Антуанетта Дезульер (1638–1694)

Мадригал

С пастушкою поспорил Альцидон,
Что пес его, чем пес ее, скорей
Разыщет флейту среди камышей:
Три поцелуя ставится на кон.
Пастушка проиграла: среди стад
Она иных не ведала отрад, —
Но нежности противиться не смела,
Пронзает сердце Альцидона жар:
На первом поцелуе оробела,
Но два других ему достались в дар.

 

Ангелос Сикелианос (1884–1951)

Лишь бледное солнце явилось,
Небес озаряя покров,
Как тело твое растворилось
Среди голубых облаков

На белых пронзительных крыльях
Ты меришь небесную гладь,
Взмываешь ты ввысь без усилий,
Чтоб сладостный сон вспоминать.

Ты белые кудри поправишь,
Встречая холодный порыв,
И землю в забвеньи оставишь,
Глаза от испуга закрыв.

 

Джеймс Джойс (1882–1941)

День многоструйный,
О, приди под плодной сенью.
Легла листва памятей бурных
Ступеньми.

Встать и столбом стоять —
Наше дело предразлучное.
Приди, чтоб сердце мог пленять
Твое Гласом звучным.

 

Натали Клиффорд Барни (1876–1972)

Ваяющие без прикрас
Ладони — жалкие рабы —
Сдаются скоро без борьбы.
Движенья неурочный час
Застыл в следах нелепых поз:
Напрасно окликаешь их,
Когда обвал труда затих
В могучем голосе угроз.

 

Панайотис Иоаннидис (р. 1967)

Поездка

Загородный сон
Солнцезащитный
Лимоны выжимает
В холод утра,
Чтобы наполнить галькой
Гавань красоты,
К себе вернувшейся.

 

Никос Каввадиас (1910–1975)

Антиномия

Когда любовь опять стучит в сердцах
Когда от исступления сгораешь,
Русалок ты обгонишь на волнах,
И Посейдона в кости обыграешь.

Среди заносов и соленых бурь
Ты в корабле сидишь, как в мрачной клетке,
И ожидаешь светлую лазурь —
Волшебную избранника отметку.

Сиянье неба разглядев в упор
И растерявшись в ясности вопроса,
Земли зеленый распрострешь ковер
Исчислить гальку белую матроса.

 

Луис МакНис (1907–1963)

Ностальгия

Закатом дня звенит плетень
И назначает каждый день
Печальные законы,
Томя усталые глаза,
И слух наш полон лишь потерь,
И к нам взывают голоса
Подводным перезвоном.

Как колокольцам шел тот звон,
Солнцестоянье, львиный зев,
Луна над жгучим медом
Заснеженная ярость ламп.
Но вот, настали времена
Что воля слабая больна,
Событий спусковой крючок
Так одинок.

Листаешь старый календарь,
Но зрелость опыта с тобой.
Исторгло тяжкую тоску
Желанье млечного пути,
Да, звездный звон неутомим —
За ним мы следуем умом,
Но на земле сюжет
Сей свет.

 

Константы Галчински (1905–1953)

Почему огурец не поет?

Сочтете очень смелым,
Вы данное названье,
Но отвечать по делу
Лихое испытанье.

Уж такова примета:
Какого б ни был сорта,
Молчит он по сюжету
В пейзаже, натюрморте.

Но огурец зеленый
Хотел бы петь как птица,
Чтоб человек влюбленный
Мог песней насладиться.

Мы смотрим на порядки
Светил вовек послушных,
А огурцы на грядке
Минуем равнодушно.

 

Валери Ларбо (1881–1957)

Снег

Календарь капут, ба!

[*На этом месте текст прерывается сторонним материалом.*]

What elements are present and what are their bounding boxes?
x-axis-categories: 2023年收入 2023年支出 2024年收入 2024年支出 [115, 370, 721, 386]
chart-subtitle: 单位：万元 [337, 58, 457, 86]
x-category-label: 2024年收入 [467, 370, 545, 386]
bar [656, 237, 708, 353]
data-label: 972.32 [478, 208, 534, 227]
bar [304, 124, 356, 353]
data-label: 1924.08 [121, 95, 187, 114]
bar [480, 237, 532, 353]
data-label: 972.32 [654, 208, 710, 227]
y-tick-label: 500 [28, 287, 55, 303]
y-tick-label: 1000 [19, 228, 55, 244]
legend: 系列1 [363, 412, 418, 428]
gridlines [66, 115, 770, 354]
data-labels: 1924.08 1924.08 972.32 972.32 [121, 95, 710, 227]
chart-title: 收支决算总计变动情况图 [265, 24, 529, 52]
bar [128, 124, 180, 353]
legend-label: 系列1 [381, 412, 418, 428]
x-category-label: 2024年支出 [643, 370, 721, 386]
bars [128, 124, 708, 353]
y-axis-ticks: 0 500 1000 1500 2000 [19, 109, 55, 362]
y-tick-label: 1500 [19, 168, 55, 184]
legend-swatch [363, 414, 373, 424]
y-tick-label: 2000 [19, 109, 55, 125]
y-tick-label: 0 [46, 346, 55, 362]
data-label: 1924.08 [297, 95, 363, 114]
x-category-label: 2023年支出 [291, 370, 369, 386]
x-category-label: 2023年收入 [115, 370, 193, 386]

Шлеяет-сясь-нами тут
Редный и бедкий чтобы мобимых любилы по-кровать.
Благо-очистиво чисто конкретно sleep-ся снег,
Покрывший епи-тарахтилью про-гули-гулки,
Газовым гайстом вперяясь в паренье Европы.
Сосужа,
Дремлют норы под нордом снейжнейше,
Або оба
Карпаты-кар-па-баты запакаты,
В сонежных об-братьях за-клад за-такой,
Но не втыкая тикая ты-мысель-такая сякая…
Егда?
Бал? Да!
Гора Эсквилин Рилских дорин:
Овцерунные струны
Лирно снежный емлют ливлень
Яко полож-емно: несть лучшей ложии.
Только из тучи ударль,
Нежность учи удрал, следы неведомых зверей.

 

ИРИНА ЧЕЧЕЛЬ

Стансы

Театр Мейерхольда в Одессе

Привычка действовать — успех.
Для расторопных нет зазора
Меж толокном и мишурой.
Куда ни плюнешь — цепкость вора.

Привольем дышит путь и сныть…
Безмерное — часы без боя.

И мчится всадник, погружен в булгаковское расписное.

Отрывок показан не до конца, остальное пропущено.